LONDON (SHARECAST) - Nomura has downgraded its rating for supermarket group Morrisons after analysing the recent Kantar grocery survey.
According to the survey, Morrisons' volume growth lagged behind its counterparts by around 4% at the last data point.
"We recognise MRW’s ability to preserve profitability, having faced volume headwinds from both Asda’s Netto conversions (abating) and TSCO’s reset (ongoing), and expect resilient H1 interims (September 6th).

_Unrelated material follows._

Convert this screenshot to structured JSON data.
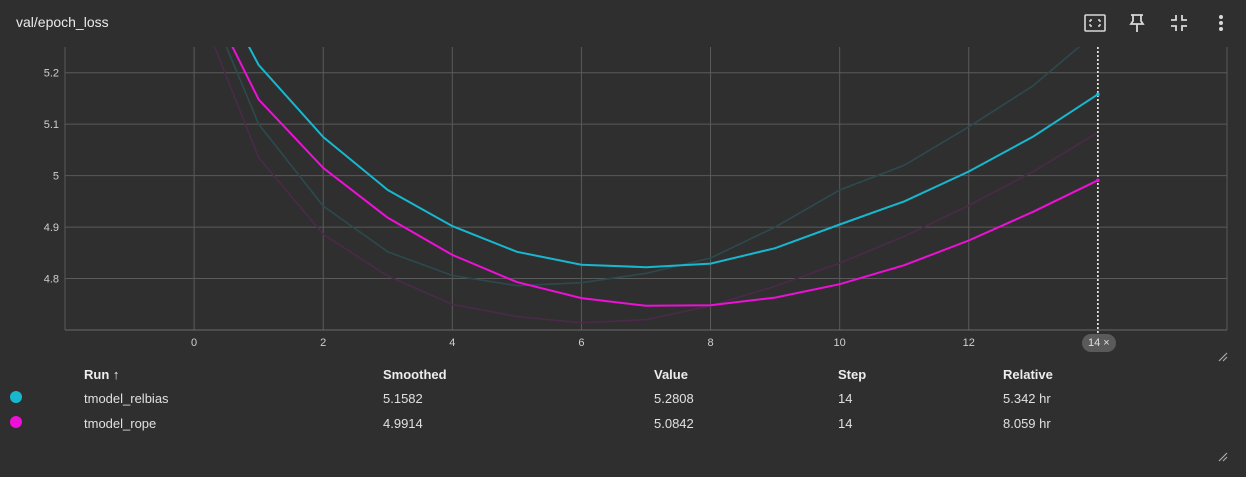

However, MRW’s survey volume trend proves the tipping point for us to revise our recommendation to 'neutral' (from 'buy')," the broker said.
Galvan Research and Trading has recommended to buy shares of insurance giant Prudential, saying that the stock's recent underperformance is 'unwarranted'.
"Although recent weeks have seen the market plump for sector peer Aviva rather than Prudential, Galvan Research regards the Pru as a 'buy' on the basis of the recent relative share price underperformance and the fact that the fundamental downside remains cushioned by very strong Asian growth," said Galvan's head of research, Andrew Gibson.
Investec has upgraded its rating for Argos and Homebase owner Home Retail Group, saying that the firm's second-quarter trading statement next week could see a pick up in sentiment.
"While the market short position in Home Retail has retreated, it remains very high and we therefore believe the shares should react positively to evidence of more resilient trading at Argos," Investec said on Monday morning.
"With share price risk weighted to the upside in our view, we are therefore moving from 'sell' to 'buy', with a new target price of 109p (70p previously)."